MT2 décide de mélanger RPG classique et dungeon crawler pour nous faire sortir des souterrains. C'est tout bête, mais grâce à ce procédé il fait sortir le joueur au sens propre, et le pousse à contempler un monde qui s'élargit. Il ne s'agit plus d'explorer un seul palais subdivisé en plusieurs sections, mais d'arpenter un Japon ouvert proposant bon nombre de donjons pas forcément liés entre eux. Le plus drôle étant qu'en termes de surface de jeu, MT2 n'est pas nécessairement plus "grand" que MT1, limitations techniques oblige... mais il donne une impression de grandeur qui est tout à fait réussie.

Cet agrandissement théorique permet de laisser libre cours à la créativité des développeurs, en injectant beaucoup plus de variétés dans les situations, et surtout la possibilité de jouer avec les histoires dans l'Histoire.

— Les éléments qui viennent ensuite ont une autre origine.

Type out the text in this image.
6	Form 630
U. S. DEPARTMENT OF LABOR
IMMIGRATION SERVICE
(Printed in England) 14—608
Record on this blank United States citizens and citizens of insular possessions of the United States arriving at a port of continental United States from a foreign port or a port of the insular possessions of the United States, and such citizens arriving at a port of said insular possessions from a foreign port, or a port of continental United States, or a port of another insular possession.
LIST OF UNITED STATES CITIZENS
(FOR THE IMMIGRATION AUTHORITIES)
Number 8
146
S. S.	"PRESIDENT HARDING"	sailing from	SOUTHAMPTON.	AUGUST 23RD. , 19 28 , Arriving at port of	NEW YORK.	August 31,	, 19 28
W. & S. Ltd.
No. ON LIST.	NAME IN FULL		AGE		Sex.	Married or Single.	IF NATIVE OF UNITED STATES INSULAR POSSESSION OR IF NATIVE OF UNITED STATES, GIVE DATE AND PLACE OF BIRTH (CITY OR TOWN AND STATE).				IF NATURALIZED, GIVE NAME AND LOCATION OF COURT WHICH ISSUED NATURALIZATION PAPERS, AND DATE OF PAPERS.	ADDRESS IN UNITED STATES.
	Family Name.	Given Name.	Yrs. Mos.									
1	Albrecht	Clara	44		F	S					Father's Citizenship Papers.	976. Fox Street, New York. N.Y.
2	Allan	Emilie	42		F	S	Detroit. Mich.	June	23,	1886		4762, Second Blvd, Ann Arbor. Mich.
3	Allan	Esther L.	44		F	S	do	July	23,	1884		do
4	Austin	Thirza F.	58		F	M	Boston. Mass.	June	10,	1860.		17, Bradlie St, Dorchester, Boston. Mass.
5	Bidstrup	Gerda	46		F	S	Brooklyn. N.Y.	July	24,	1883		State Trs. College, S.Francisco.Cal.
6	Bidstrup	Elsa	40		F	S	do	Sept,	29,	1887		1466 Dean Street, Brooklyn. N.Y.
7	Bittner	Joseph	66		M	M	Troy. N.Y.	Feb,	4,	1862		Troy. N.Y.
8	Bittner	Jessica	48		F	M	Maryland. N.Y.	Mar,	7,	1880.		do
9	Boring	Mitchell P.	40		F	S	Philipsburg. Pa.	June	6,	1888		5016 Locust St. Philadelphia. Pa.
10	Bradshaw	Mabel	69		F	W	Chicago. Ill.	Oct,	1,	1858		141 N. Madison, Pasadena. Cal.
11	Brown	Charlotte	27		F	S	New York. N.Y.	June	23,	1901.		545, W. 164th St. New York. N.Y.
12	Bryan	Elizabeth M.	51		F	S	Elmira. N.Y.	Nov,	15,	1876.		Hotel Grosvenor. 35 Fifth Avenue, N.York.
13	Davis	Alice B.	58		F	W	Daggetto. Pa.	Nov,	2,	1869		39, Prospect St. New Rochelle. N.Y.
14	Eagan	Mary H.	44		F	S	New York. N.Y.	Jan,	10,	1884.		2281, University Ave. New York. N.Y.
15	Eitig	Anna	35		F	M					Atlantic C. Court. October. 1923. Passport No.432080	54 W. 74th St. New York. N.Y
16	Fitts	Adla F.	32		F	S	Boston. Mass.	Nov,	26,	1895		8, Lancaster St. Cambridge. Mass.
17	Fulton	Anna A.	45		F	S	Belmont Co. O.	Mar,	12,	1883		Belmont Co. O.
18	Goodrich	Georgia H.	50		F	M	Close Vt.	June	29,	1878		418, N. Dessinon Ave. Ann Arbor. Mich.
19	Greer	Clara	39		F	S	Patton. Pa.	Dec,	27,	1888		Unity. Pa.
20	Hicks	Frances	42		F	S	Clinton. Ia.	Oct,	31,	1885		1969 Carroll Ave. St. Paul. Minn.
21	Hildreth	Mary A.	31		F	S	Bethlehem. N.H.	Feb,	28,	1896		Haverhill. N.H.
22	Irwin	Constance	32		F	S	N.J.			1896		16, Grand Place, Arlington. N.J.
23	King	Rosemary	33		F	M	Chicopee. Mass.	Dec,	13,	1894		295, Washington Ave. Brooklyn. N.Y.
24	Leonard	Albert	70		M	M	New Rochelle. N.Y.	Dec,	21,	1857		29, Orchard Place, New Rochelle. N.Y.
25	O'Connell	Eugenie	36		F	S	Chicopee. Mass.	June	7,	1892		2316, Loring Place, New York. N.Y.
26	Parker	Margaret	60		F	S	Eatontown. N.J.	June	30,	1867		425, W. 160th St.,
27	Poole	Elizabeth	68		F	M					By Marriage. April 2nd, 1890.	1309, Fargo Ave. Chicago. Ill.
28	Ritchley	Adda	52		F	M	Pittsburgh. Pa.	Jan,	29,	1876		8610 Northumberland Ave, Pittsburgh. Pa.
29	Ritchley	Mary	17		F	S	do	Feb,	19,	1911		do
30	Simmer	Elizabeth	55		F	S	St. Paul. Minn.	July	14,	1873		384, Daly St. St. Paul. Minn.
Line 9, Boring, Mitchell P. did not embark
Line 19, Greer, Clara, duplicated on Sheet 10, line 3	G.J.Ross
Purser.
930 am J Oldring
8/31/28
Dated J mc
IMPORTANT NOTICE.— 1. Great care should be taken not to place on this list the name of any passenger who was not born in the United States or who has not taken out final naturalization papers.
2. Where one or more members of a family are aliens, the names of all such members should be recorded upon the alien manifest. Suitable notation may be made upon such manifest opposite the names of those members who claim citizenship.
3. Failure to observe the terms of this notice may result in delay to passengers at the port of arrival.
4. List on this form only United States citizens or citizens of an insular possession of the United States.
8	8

On rencontre bien plus de PNJ, on apprend très vite qu'après la guerre deux groupes majeurs se sont formés : l'église du Messie et le Culte des Devas, l'un soutenant la parole du Messie et de Pazuzu, l'autre fricotant avec les démons et se plaçant sous l'égide de Bael. Il faudra traiter avec les deux groupes afin d'obtenir ce que l'on souhaite, le plus souvent par la manière forte...

Tout en gardant sa structure intrinsèque, MT2 renforce l'univers et ses enjeux en démultipliant leur magnitude. Constater l'ampleur de l'apocalypse non plus à l'échelle d'un seul lieu, mais à celle d'un pays entier renforce d'autant plus l'impact émotionnel des événements passés et à venir. La trahison d'Alter (à moins que ce ne soit la notre?) et les prochaines rencontres avec lui sont des moments très forts. Et pour le joueur ayant fait le premier épisode, l'implication est d'autant plus forte que le jeu prend à contre-pied tout ce qu'il pensait savoir - et donne aux dernières paroles de Lucifer une résonance toute particulière. On réalise bien ce que MT2, issu d'une série pourtant bien jeune, est en train de faire : il joue avec sa propre histoire. Il jongle avec ses personnages, ses thèmes et ses acquis et n'hésite pas à malmener le joueur, l'amène de surprise et surprise, lui fait rencontrer des personnalités fascinantes, le fait vivre des situations marquantes (dont au moins une influe durablement sur le gameplay) jusqu'au dénouement, inévitable, à la fois sombre et porteur d'espoir, où il s'essaie à l'exercice des fins alternatives ! Un fait encore très rare dans le genre du jeu d'aventure.

On se retrouve dans des lieux pour le moins fantasques, comme un champ de fleurs en plein milieu de l'enfer (qui donne sur un donjon assez tendu) ou à l'intérieur d'une tortue géante, où tout le monde est blessé tous les deux pas...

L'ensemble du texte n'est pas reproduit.